Philippe Baudouin. A l’origine, la “weird science” est un clin d’oeil à une série télévisée un peu oubliée des années 90 et dont le titre français – “Code Lisa” – résonne encore pour certains trentenaires comme moi. On y suivait les aventures de deux geeks boutonneux qui avaient réussi à créer la femme de leur rêve grâce à leur ordinateur ! Ce qui m’intéresse dans la “weird science”, c’est précisément la double question soulevée par les péripéties de ces deux losers : celle à la fois des fantasmes que l’inventeur projette dans la machine, et, des modifications que cette dernière impose à son tour à nos manières de percevoir la réalité. Mais une fois qu’on a dit cela, il faut insister sur un point qui me paraît déterminant : ce qui fait le “weird” d’une telle science, c’est son intérêt pour l’étrange, le bizarre, le monstrueux. Une science dont le champ d’exploration serait celui d’un imaginaire réalisant tous les possibles. Une science devenue folle, peut-être. Historiquement, je dirais que la “weird science” est un mouvement né avec le mesmérisme au XVIIIe siècle et le recours par Franz-Anton Mesmer au fameux baquet pour rétablir, lors de séances collectives, l’équilibre du fluide universel – le magnétisme animal – dans les corps des patients, et dont on retrouve les traces à la fois dans le spiritisme du XIXe siècle, la métapsychique du début du XXe siècle et ce que l’on appelle aujourd’hui la parapsychologie. Au fond, la “weird science”, traduirait peut-être cela : un désir commun à différentes générations de chercheurs de connaître l’inexpliqué au moyen de “machines occultes”.

A quoi servent ces machines dont vous faites l’inventaire et l’analyse ?

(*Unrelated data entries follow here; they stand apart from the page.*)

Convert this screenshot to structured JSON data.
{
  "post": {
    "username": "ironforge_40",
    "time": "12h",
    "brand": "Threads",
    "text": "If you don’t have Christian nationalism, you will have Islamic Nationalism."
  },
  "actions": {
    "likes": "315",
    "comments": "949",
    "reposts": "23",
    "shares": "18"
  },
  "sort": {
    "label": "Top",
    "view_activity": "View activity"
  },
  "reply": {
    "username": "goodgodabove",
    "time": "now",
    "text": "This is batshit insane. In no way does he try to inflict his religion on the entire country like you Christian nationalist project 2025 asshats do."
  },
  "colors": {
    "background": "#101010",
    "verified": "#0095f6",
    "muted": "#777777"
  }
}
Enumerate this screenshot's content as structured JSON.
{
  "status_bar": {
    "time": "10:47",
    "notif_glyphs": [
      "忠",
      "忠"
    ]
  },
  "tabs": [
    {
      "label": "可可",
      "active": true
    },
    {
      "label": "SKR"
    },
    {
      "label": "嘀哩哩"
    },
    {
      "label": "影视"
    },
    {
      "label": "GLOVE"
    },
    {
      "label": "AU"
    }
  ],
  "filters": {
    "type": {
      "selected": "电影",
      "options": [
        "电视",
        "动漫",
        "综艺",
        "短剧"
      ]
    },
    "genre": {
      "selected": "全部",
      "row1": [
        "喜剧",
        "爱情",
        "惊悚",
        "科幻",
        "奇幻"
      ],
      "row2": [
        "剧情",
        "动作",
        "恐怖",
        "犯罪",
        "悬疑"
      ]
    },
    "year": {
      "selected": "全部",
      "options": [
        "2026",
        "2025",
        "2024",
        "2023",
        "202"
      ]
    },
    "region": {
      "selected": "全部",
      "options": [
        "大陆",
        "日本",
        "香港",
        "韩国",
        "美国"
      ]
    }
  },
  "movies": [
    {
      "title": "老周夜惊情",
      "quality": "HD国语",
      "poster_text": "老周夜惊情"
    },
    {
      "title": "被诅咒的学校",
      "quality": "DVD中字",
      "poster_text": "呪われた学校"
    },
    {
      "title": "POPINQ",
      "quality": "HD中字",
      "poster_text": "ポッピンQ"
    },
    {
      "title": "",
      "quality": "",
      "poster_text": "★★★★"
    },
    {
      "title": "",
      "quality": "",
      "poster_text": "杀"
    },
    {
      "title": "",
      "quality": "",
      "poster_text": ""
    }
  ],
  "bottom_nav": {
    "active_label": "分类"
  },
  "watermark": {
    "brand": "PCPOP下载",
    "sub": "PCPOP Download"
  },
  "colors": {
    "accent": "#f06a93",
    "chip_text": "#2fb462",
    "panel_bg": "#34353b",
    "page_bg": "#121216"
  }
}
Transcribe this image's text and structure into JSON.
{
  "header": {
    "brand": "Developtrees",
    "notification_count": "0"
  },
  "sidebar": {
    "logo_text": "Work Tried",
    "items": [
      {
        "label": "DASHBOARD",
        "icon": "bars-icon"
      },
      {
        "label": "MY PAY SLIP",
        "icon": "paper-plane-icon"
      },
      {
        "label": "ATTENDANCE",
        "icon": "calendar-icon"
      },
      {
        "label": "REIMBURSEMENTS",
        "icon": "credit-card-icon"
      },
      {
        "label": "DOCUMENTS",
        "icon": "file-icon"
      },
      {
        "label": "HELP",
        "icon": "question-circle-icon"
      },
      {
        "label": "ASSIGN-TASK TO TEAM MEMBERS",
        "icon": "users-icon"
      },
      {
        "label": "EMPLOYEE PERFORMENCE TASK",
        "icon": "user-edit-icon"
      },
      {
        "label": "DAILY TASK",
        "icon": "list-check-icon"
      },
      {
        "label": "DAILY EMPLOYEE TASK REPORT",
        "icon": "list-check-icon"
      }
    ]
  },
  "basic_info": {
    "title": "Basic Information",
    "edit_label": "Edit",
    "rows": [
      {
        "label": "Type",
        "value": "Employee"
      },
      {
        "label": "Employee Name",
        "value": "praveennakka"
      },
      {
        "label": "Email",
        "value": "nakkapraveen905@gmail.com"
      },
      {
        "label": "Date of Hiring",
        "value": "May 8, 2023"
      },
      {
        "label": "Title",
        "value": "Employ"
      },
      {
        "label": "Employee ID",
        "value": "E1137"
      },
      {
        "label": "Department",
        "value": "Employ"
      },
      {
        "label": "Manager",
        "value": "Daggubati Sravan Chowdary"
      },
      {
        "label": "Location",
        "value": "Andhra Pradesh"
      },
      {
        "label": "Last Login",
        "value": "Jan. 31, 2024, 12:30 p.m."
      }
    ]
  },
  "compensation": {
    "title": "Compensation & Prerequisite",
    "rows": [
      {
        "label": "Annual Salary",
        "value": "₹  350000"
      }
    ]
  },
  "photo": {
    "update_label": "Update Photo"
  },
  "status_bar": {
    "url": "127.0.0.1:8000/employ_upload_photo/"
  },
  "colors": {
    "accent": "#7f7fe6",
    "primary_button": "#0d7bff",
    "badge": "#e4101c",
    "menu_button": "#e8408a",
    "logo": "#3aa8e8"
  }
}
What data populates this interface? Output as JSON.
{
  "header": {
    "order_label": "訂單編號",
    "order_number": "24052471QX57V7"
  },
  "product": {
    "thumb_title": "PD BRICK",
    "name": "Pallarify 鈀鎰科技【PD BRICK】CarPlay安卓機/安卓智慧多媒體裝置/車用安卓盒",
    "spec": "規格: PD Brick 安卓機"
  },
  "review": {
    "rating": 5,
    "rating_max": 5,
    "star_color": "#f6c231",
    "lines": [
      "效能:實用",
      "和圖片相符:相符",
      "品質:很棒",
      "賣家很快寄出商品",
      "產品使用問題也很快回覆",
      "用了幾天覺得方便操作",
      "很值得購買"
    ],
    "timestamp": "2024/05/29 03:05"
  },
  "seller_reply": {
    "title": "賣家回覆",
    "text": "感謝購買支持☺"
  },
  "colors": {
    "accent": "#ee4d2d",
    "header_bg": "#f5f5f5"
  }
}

Les finalités de ces machines sont à l’image de leurs noms et de leurs apparences : elles sont multiples. D’ailleurs, à ma connaissance, aucun phénomène dit paranormal n’a été épargné par ce type d’instrument. Ce qu’il y a de fabuleux dans ces inventions étranges, c’est peut-être avant tout la taxonomie incroyable et le folkore esotérique auxquels elles donnent lieu. A eux seuls, les noms de ces “machines à fantômes” suffisent à éveiller en nous des images merveilleuses de ce à quoi ont pu ressembler les laboratoires de la “weird science” : volomètre, ululomètre, nécrophone, biomètre, balance psychique, lunettes à voir l’aura, moteurs à fluide, psychatomomètre, etc. Et derrière ces appellations, on retrouve à chaque fois des recherches menées aux marges de la science pour tenter de comprendre des phénomènes comme la communication avec les morts (le “nécrophone” de Thomas Alva Edison), la psychokinésie ou action de la pensée sur la matière (le biomètre d’Hippolyte Baraduc), la télépathie (les expériences de transmission de pensée entre l’homme et l’animal menées par Karl Krall) ou bien encore les apparitions de défunts (le dynamistographe de Matla et Zaalberg van Zelst).

Karl KRALL 1920 Experience de telepathie entre l homme et le chien

Cette rencontre étrange entre la science et le paranormal est particulièrement associée au XIXeme siècle. Est-ce une nouveauté de l’époque ?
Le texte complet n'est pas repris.